Two clinical AI systems can score nearly identically on coverage-based rubrics yet behave radically differently when their patient inputs change: one updates its recommendations to match the new clinical signal, while the other produces the same output regardless. We introduce the Causal Sensitivity Score (CSS), a pre-registered interventional metric that mutates oncology tumor-board cases along five clinically meaningful dimensions - biomarker flips, prior-treatment failures, biomarker removals, surgery-status changes, and stage perturbations - and scores whether each model updates its recommendations in the pre-registered correct direction using a {0, 0.5, 1.0} scale. Benchmarked against the Consensus Match Score (CMS), a coverage-based weighted recall metric, six frontier models from three labs evaluated in single-shot inference across 224 cases rank in nearly opposite orders: all six models change rank, the CMS-worst model becomes CSS-best, and one upper-mid CMS model ranks last on CSS. We further surface a universal safety blind spot: every frontier model fails on surgery-status interventions (at most 17.2% CSS on Family D), a finding CMS does not expose.

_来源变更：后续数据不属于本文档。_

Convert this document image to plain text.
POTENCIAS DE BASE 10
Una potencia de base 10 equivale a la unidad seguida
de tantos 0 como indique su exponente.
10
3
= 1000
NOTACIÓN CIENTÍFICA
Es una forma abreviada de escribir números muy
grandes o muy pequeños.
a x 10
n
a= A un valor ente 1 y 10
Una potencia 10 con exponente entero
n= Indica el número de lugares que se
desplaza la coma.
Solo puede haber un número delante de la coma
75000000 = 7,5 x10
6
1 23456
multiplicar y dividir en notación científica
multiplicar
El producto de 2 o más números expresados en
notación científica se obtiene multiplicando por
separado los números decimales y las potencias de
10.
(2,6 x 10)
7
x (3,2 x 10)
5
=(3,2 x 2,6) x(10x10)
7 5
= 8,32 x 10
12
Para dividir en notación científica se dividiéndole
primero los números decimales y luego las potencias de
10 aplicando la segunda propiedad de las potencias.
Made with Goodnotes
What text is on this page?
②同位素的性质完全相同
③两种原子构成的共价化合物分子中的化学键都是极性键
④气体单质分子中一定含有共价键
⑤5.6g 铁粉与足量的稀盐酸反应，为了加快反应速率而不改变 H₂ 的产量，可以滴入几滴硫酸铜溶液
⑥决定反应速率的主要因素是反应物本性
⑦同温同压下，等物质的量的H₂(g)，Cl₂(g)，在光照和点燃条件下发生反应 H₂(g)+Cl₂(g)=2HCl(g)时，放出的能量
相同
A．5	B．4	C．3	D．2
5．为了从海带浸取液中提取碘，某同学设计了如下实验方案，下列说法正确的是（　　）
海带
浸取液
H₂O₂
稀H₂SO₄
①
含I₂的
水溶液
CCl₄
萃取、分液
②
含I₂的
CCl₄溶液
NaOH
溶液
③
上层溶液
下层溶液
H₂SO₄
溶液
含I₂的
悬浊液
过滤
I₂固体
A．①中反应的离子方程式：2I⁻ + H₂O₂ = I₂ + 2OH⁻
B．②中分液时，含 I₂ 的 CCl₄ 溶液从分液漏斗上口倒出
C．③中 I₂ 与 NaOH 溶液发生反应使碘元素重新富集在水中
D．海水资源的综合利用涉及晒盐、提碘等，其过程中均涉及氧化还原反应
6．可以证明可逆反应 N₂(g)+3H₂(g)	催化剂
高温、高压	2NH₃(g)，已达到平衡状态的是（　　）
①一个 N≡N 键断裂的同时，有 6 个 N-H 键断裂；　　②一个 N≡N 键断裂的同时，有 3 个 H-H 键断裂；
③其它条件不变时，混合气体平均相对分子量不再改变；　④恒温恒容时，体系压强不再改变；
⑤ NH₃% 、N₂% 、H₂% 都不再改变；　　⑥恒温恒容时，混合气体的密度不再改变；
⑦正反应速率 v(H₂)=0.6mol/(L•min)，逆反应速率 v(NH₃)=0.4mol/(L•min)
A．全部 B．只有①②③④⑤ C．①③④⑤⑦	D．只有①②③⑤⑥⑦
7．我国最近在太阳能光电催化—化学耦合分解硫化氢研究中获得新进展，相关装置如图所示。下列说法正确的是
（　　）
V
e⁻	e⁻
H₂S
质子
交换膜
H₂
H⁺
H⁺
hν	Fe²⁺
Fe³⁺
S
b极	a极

The metric also transfers to tool-using agents: in a ReAct-style experiment, tool use improves CSS for five of six models (+2.5 to +20.3 percentage points), yet the lowest-CSS model retrieves the same chart sections and still fails to update its recommendations - revealing a structural responsiveness deficit visible only under counterfactual evaluation. Cross-judge replication and three-rater medical-professional validation confirm the aggregate findings. Interventional pre-registered metrics like CSS complement coverage-based evaluation for clinical AI agents: they capture responsiveness that coverage metrics miss and offer a candidate dense reward signal for future agentic RL systems.